Eventually, though, do-gooders like Edmund Morel and Roger Casement alerted the world to the horrors that Leopold was perpetrating in the Congo, and people like Joseph Conrad wrote novels about the Belgian King's African Gulag. People were shocked, with many feeling that Leopold was giving colonialism a bad name. The Belgian government moved in to wrest control of the Congo from their monarch. What was his empire now became the Belgian Congo, and was run as a colony something like the other colonies then covering Africa. This meant that, in a purely notional sense, the Belgians were committed to "civilising" the Congolese, but in practice they were interested solely in exploiting them, just in a less shocking manner than Leopold. The Belgians took care to provide the Congolese with only the most rudimentary of educations and to keep them as insulated as possible from modernity, lest they develop troubling notions of the equality of all human peoples. The Congolese were naturally excluded from any say in how their country was run.

The European powers were weakened by the Second World War, and many of their African colonies saw the emergence of nationalist agitation in the post-war period. This led to an increasingly number of African countries becoming independent. Or maybe the colonists decided to replace direct rule by indirect control of newly "independent" states through local stooges. The Belgians sought to insulate the Congo from nationalist sentiment, but in the late 1950s the colony was rocked by the sudden and unexpected appearance of anti-colonial unrest. The Belgians did not have the stomach for a war against the nationalists, so they beat a sudden retreat, giving their colony an independence that few had expected it to achieve so quickly. Or perhaps the Belgians hoped that a hasty withdrawal would leave an independent Congo so weak that its inexperienced leaders could be easily manipulated from Brussels.

image source

The story continues in part two of this exciting series.

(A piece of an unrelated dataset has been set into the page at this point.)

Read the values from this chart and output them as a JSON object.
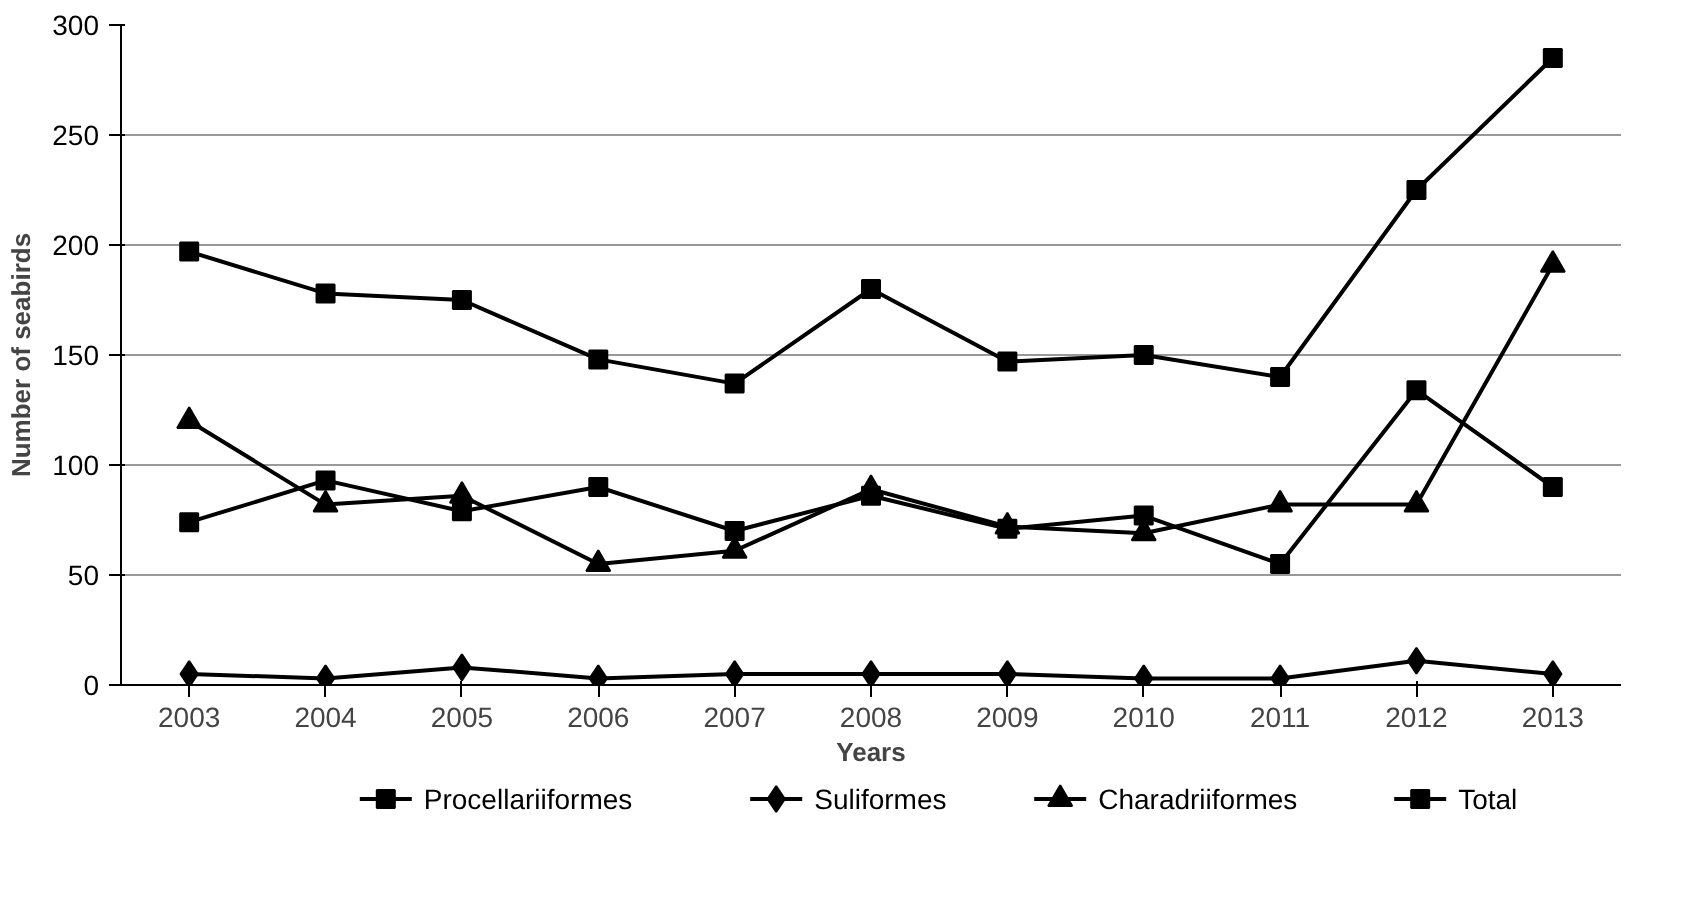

EDIT: I've been looking at Adam Hochschild's book on Leopold's African Empire, and the white guy in the picture above is actually an English missionary. I reckon the picture was probably taken by humanitarian Christians, to draw attention to Leopold's depraved regime in the Congo.

*I could post details of this competition here, but I do not want any Hunting Monsters readers entering the competition and stealing the prize that will rightfully be mine. However, keen users of Internet search engines will have no problem finding the competition's details.